Asia-Pacific
2013-09-22 / .

Tamil party sweeps polls in former LTTE-held region in Lanka

Colombo: Sri Lanka's main ethnic minority Tamil party secured a landslide victory in a provincial poll that has threatened to rekindle animosity between the government and Tamils, four years after the military crushed separatist rebels and ended a 26-year war. The Tamil National Alliance (TNA), the former political proxy of the defeated Tamil Tiger rebels, won 30 seats in the 38-member provincial council in the former northern war zone, election officials said on Sunday.

President Mahinda Rajapaksa's ruling coalition won 7 seats, while a Muslim party won one. It was the first provincial council election in the north in 25 years and was held after the government came under international pressure to restore democracy. Defeat for the government, the most humiliating set-back for Rajapaksa since he assumed office in 2005, is largely symbolic.
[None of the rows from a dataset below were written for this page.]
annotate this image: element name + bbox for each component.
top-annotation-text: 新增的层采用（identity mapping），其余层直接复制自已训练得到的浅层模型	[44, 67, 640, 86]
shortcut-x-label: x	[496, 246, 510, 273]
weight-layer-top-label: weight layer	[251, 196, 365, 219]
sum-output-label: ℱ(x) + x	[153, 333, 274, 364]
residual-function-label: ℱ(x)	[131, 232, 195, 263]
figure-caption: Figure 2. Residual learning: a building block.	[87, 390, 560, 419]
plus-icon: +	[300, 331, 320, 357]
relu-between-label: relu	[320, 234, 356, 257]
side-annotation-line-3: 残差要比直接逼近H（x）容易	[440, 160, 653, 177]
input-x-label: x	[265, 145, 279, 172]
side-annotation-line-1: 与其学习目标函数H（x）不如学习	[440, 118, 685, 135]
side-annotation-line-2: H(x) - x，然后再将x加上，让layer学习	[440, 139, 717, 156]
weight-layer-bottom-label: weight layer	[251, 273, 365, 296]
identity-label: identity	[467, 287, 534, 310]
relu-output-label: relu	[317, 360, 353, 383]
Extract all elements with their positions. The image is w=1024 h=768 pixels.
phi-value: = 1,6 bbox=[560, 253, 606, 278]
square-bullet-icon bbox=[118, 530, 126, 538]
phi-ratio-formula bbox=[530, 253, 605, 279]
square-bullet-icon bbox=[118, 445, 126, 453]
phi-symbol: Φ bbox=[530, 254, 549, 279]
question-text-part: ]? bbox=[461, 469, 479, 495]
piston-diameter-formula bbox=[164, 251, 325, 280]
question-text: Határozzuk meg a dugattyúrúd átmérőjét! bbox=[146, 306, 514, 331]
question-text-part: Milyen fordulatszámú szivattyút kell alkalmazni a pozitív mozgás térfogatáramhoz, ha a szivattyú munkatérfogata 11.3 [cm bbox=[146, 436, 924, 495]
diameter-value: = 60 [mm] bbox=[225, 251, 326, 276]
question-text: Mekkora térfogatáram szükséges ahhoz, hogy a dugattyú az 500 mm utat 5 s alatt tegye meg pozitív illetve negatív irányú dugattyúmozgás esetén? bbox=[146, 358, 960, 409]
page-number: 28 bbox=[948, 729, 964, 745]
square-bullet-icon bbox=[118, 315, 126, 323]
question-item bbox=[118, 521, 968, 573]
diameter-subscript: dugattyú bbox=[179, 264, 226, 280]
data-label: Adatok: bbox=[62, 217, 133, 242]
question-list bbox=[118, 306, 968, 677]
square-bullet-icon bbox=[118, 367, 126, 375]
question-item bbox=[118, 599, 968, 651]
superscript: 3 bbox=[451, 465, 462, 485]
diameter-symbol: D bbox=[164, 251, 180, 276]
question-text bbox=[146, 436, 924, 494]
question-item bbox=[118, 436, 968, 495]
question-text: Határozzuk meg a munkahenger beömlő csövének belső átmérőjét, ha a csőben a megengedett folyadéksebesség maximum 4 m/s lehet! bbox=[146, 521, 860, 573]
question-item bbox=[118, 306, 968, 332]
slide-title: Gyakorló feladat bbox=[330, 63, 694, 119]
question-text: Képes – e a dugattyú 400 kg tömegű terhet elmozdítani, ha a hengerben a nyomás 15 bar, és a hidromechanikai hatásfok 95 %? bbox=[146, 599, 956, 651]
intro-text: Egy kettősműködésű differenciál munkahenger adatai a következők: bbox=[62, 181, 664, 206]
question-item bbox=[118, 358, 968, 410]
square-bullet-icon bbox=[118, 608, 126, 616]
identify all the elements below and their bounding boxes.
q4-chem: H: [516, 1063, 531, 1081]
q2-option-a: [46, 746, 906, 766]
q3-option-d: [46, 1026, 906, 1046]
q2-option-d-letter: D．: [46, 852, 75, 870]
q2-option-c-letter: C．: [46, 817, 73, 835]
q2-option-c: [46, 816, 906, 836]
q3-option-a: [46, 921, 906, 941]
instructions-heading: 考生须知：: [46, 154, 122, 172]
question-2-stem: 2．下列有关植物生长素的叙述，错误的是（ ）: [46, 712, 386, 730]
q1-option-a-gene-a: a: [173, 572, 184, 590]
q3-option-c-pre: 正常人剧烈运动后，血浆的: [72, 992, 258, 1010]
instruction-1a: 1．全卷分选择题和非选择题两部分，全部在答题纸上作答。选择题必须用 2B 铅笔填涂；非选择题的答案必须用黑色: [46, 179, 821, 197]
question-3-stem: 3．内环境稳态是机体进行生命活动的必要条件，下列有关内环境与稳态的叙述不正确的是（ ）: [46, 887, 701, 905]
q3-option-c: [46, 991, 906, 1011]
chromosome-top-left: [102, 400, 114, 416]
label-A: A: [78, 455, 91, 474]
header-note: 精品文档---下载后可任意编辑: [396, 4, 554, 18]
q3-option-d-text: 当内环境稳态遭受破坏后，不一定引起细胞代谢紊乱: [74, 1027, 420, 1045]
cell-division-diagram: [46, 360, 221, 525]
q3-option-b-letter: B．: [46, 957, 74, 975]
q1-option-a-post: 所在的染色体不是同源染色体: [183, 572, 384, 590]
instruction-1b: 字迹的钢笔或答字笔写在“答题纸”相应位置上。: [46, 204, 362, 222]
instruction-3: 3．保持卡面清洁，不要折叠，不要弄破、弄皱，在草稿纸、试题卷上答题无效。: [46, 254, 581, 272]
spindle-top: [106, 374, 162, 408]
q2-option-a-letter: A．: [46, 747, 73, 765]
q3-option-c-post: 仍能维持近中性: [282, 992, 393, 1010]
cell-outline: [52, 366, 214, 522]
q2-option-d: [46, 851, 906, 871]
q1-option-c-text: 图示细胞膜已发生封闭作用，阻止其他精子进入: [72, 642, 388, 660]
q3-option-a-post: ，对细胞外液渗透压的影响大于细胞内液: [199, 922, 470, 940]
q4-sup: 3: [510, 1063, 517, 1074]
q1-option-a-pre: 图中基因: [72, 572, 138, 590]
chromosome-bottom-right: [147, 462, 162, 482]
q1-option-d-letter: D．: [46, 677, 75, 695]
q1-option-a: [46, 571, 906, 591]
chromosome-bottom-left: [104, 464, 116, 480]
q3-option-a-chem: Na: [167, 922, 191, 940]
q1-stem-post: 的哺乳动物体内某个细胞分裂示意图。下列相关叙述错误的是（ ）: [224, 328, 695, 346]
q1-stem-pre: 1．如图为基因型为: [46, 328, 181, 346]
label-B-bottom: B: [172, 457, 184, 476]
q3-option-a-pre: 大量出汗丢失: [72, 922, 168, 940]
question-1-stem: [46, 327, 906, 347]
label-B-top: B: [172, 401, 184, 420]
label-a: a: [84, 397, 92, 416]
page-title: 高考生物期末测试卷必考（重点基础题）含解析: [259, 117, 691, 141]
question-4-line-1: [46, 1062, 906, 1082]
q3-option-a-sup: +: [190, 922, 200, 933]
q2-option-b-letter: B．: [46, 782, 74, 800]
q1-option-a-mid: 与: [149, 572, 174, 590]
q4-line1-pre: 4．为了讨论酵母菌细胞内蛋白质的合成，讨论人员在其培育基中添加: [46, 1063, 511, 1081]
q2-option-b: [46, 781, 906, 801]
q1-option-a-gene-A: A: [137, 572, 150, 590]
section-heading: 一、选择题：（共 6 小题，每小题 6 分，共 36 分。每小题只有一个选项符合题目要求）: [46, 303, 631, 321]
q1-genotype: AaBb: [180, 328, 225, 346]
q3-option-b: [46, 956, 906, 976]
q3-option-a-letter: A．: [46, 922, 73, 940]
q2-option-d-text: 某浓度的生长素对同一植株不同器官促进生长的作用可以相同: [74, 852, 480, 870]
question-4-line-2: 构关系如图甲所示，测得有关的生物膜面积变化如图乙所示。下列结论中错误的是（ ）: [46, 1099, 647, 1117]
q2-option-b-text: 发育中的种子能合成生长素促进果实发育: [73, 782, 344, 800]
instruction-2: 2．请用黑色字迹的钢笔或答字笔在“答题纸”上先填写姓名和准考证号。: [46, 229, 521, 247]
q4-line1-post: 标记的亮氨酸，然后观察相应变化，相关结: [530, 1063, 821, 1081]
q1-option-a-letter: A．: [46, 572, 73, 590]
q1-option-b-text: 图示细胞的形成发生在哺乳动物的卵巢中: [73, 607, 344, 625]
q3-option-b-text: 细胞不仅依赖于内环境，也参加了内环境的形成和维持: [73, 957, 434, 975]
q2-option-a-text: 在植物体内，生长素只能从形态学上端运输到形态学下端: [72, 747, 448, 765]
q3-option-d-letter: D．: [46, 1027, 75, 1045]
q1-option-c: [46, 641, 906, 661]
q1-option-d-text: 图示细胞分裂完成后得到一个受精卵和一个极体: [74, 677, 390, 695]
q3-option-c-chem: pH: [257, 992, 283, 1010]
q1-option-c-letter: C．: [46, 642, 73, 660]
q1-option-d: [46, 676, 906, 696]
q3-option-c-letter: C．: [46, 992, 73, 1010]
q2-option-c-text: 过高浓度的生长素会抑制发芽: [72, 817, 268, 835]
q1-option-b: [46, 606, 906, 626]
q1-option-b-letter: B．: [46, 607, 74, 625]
But the TNA's victory shows that the defeat of the rebels in 2009 did nothing to dampen calls for autonomy among Tamils, who make up about 14 percent of Sri Lanka's 20 million people.

"This is a strong message to the international community to say that Tamils need a political solution," said a voter in the northern town of Jaffna, computer studies lecturer T Sivaruban. "It could be a separate state or power sharing within a united Sri Lanka," said Sivaruban, 33. The TNA won more than 84 percent of the votes in Jaffna, once the heartland of the rebel movement, 81 percent in Kilinochchi, the de-facto capital of the separatists, and 78 percent in Mullaitivu, where thousands of civilians were said to have been killed in May 2009, when government forces moved in to defeat the rebels.

"It's a great vindication of the political stand we've taken and our people have stood up without bowing down to violence and intimidation," M. A. Sumanthiran, a TNA legislator, told Reuters. "Now the president has to bow down to this verdict." A foreign observer said the election commission had done a very good job inside the polling centres, though it did not have any control over what went on outside, where some voters reported attacks and intimidation.